The fear of rising interest rates has subsided with the changing tones of central banks and the changing economic landscape. When we are considering which investments to make in our TFSA, this information should definitely be considered.
Whatever you are using your TFSA for, whether it is to save for something specific or to just take advantage of the tax-free haven that it offers for your long-term wealth creation, strong dividend-paying stocks have a place in your portfolio.
And with the reality being that interest rates will not go higher any time soon, stocks like TC Energy (TSX:TRP)(NYSE:TRP) come out looking like star additions to your TFSA portfolio for steady, predictable growth and dividend income.
Up 27% from its December 2018 lows, TC Energy stock has been on a tear, as the market digests the new interest rate environment as well as the company’s impressive track record of shareholder value creation.
And now that the macro environment is the right one for the stock, we have many factors giving the stock a boost right now.
This is highlighted in the company’s latest quarterly result, the first quarter of 2019, where the company posted a 9% increase in EPS and an 11% increase in funds from operations.
TC Energy stock has more than doubled in the last 10 years, all while delivering yearly dividend increases, which has brought the dividend per share from $1.52 to $3.
After an 8.7% dividend increase in February 2019, the company has guided to 8-10% annual dividend growth through to 2021. With a current dividend yield of 4.76%, TC Energy provides a healthy level of dividend income for shareholders, underpinned by a strong history of developing and maintaining energy infrastructure (more than 65 years), while handsomely rewarding shareholders.
It’s truly a high-quality, consistent, stable company whose reputation and history is unmatched.
Visibility has rarely been better
TC Energy is advancing $30 billion of secured growth projects and over $20 billion of projects are under development.
All will be supporting continued growth in future years with a well laid-out plan for funding 2019-2020 capital-expenditure plans, consisting mostly of using funds generated from operations, which will be over $20 billion. Continued asset sales, the dividend re-investment plan, some debt and hybrid securities are also options.

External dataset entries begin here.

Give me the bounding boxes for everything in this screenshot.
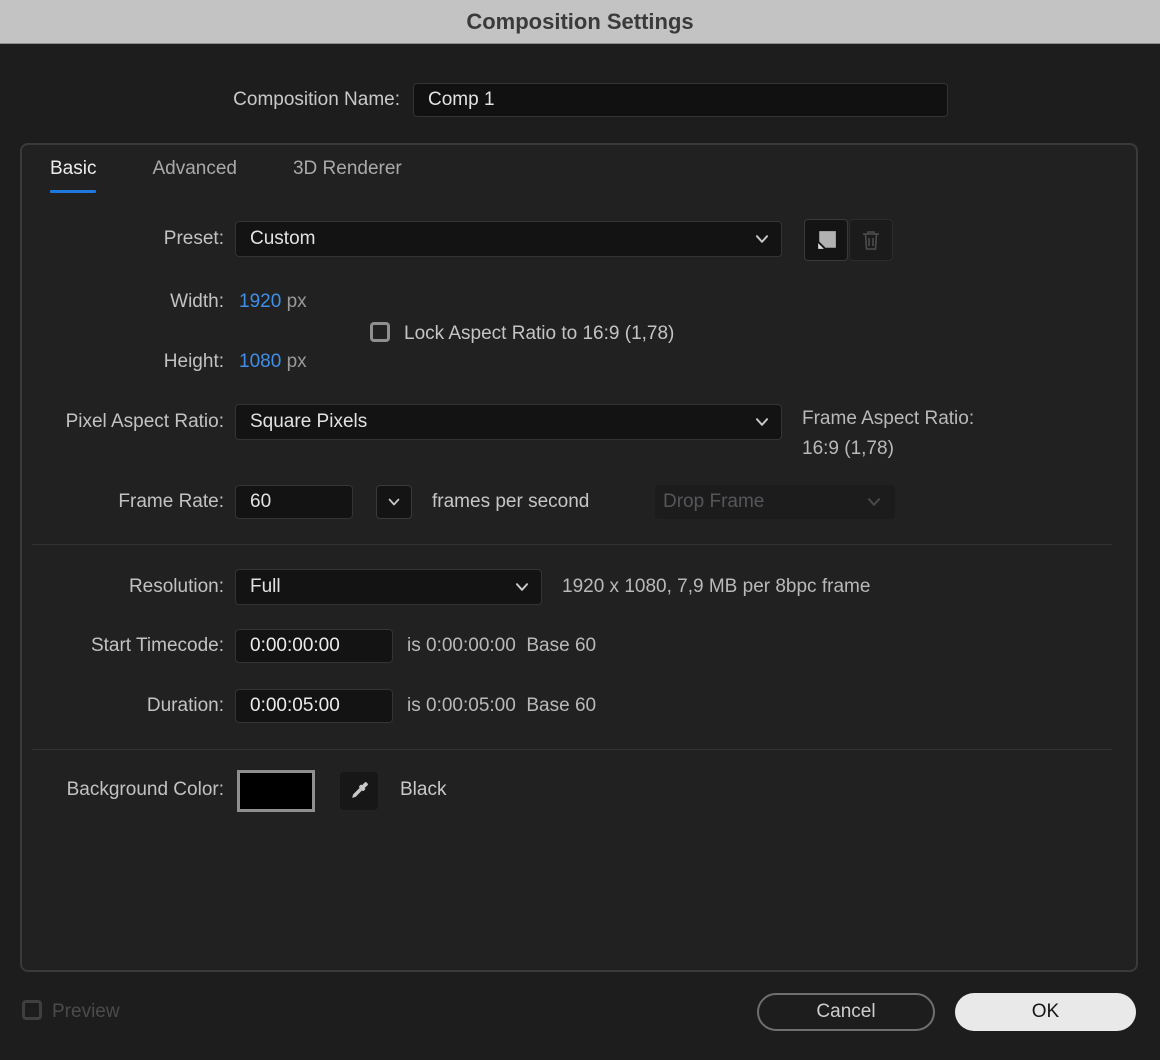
start-timecode-value: 0:00:00:00	[250, 635, 340, 656]
lock-aspect-label[interactable]: Lock Aspect Ratio to 16:9 (1,78)	[404, 323, 674, 345]
duration-value: 0:00:05:00	[250, 695, 340, 716]
chevron-down-icon	[755, 418, 769, 426]
save-preset-icon	[817, 230, 836, 249]
dialog-titlebar[interactable]: Composition Settings	[0, 0, 1160, 44]
frame-rate-label: Frame Rate:	[118, 491, 224, 512]
background-color-name: Black	[400, 779, 447, 800]
width-label: Width:	[170, 291, 224, 312]
cancel-button[interactable]: Cancel	[757, 993, 935, 1031]
chevron-down-icon	[755, 235, 769, 243]
pixel-aspect-ratio-dropdown[interactable]: Square Pixels	[235, 404, 782, 440]
lock-aspect-checkbox[interactable]	[370, 322, 390, 342]
start-timecode-info: is 0:00:00:00 Base 60	[407, 635, 597, 656]
tab-3d-renderer[interactable]: 3D Renderer	[293, 158, 402, 193]
ok-button[interactable]: OK	[955, 993, 1136, 1031]
start-timecode-input[interactable]: 0:00:00:00	[235, 629, 393, 663]
height-value-row: 1080 px	[239, 351, 307, 373]
drop-frame-value: Drop Frame	[663, 491, 765, 512]
preset-dropdown[interactable]: Custom	[235, 221, 782, 257]
divider	[32, 749, 1112, 750]
chevron-down-icon	[388, 498, 400, 506]
duration-info: is 0:00:05:00 Base 60	[407, 695, 597, 716]
frame-rate-value: 60	[250, 491, 272, 512]
background-color-swatch[interactable]	[237, 770, 315, 812]
frame-aspect-ratio-value: 16:9 (1,78)	[802, 438, 894, 459]
background-color-label: Background Color:	[66, 779, 224, 800]
height-value[interactable]: 1080	[239, 351, 281, 372]
width-value[interactable]: 1920	[239, 291, 281, 312]
pixel-aspect-ratio-value: Square Pixels	[250, 411, 368, 432]
frame-rate-suffix: frames per second	[432, 491, 590, 512]
preset-value: Custom	[250, 228, 316, 249]
drop-frame-dropdown[interactable]: Drop Frame	[655, 485, 895, 519]
composition-settings-dialog: Composition Settings Composition Name: C…	[0, 0, 1160, 1060]
preset-label: Preset:	[163, 228, 224, 249]
resolution-dropdown[interactable]: Full	[235, 569, 542, 605]
composition-name-value: Comp 1	[428, 89, 495, 110]
width-value-row: 1920 px	[239, 291, 307, 313]
tab-advanced[interactable]: Advanced	[152, 158, 237, 193]
eyedropper-icon	[352, 782, 368, 798]
divider	[32, 544, 1112, 545]
ok-button-label: OK	[1031, 1001, 1060, 1022]
width-unit: px	[286, 291, 307, 312]
chevron-down-icon	[867, 498, 881, 506]
trash-icon	[863, 231, 879, 250]
tab-bar: Basic Advanced 3D Renderer	[50, 158, 402, 193]
frame-aspect-ratio-label: Frame Aspect Ratio:	[802, 408, 975, 429]
delete-preset-button[interactable]	[849, 219, 893, 261]
preview-checkbox[interactable]	[22, 1000, 42, 1020]
cancel-button-label: Cancel	[816, 1001, 876, 1022]
height-unit: px	[286, 351, 307, 372]
start-timecode-label: Start Timecode:	[90, 635, 224, 656]
resolution-info: 1920 x 1080, 7,9 MB per 8bpc frame	[562, 576, 871, 597]
duration-label: Duration:	[146, 695, 224, 716]
chevron-down-icon	[515, 583, 529, 591]
height-label: Height:	[163, 351, 224, 372]
dialog-title: Composition Settings	[466, 8, 694, 34]
eyedropper-button[interactable]	[339, 771, 379, 811]
tab-basic[interactable]: Basic	[50, 158, 97, 193]
frame-rate-dropdown-button[interactable]	[376, 485, 412, 519]
frame-rate-input[interactable]: 60	[235, 485, 353, 519]
preview-label: Preview	[52, 1001, 120, 1022]
duration-input[interactable]: 0:00:05:00	[235, 689, 393, 723]
settings-panel: Basic Advanced 3D Renderer Preset: Custo…	[20, 143, 1138, 972]
composition-name-input[interactable]: Comp 1	[413, 83, 948, 117]
pixel-aspect-ratio-label: Pixel Aspect Ratio:	[65, 411, 224, 432]
save-preset-button[interactable]	[804, 219, 848, 261]
resolution-value: Full	[250, 576, 281, 597]
composition-name-label: Composition Name:	[233, 89, 400, 110]
resolution-label: Resolution:	[128, 576, 224, 597]
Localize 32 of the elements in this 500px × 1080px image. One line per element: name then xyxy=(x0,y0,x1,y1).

So, it seems that TC Energy is well capitalized to pursue its growth opportunities all while keeping its debt to EBITDA ratio below five times. It is currently at 4.6 times.
Final thoughts
TC Energy reported first-quarter 2019 results that once again prove to investors that this is a dividend stock that is worth owning today and well into the future for stability, predictability, and shareholder wealth creation.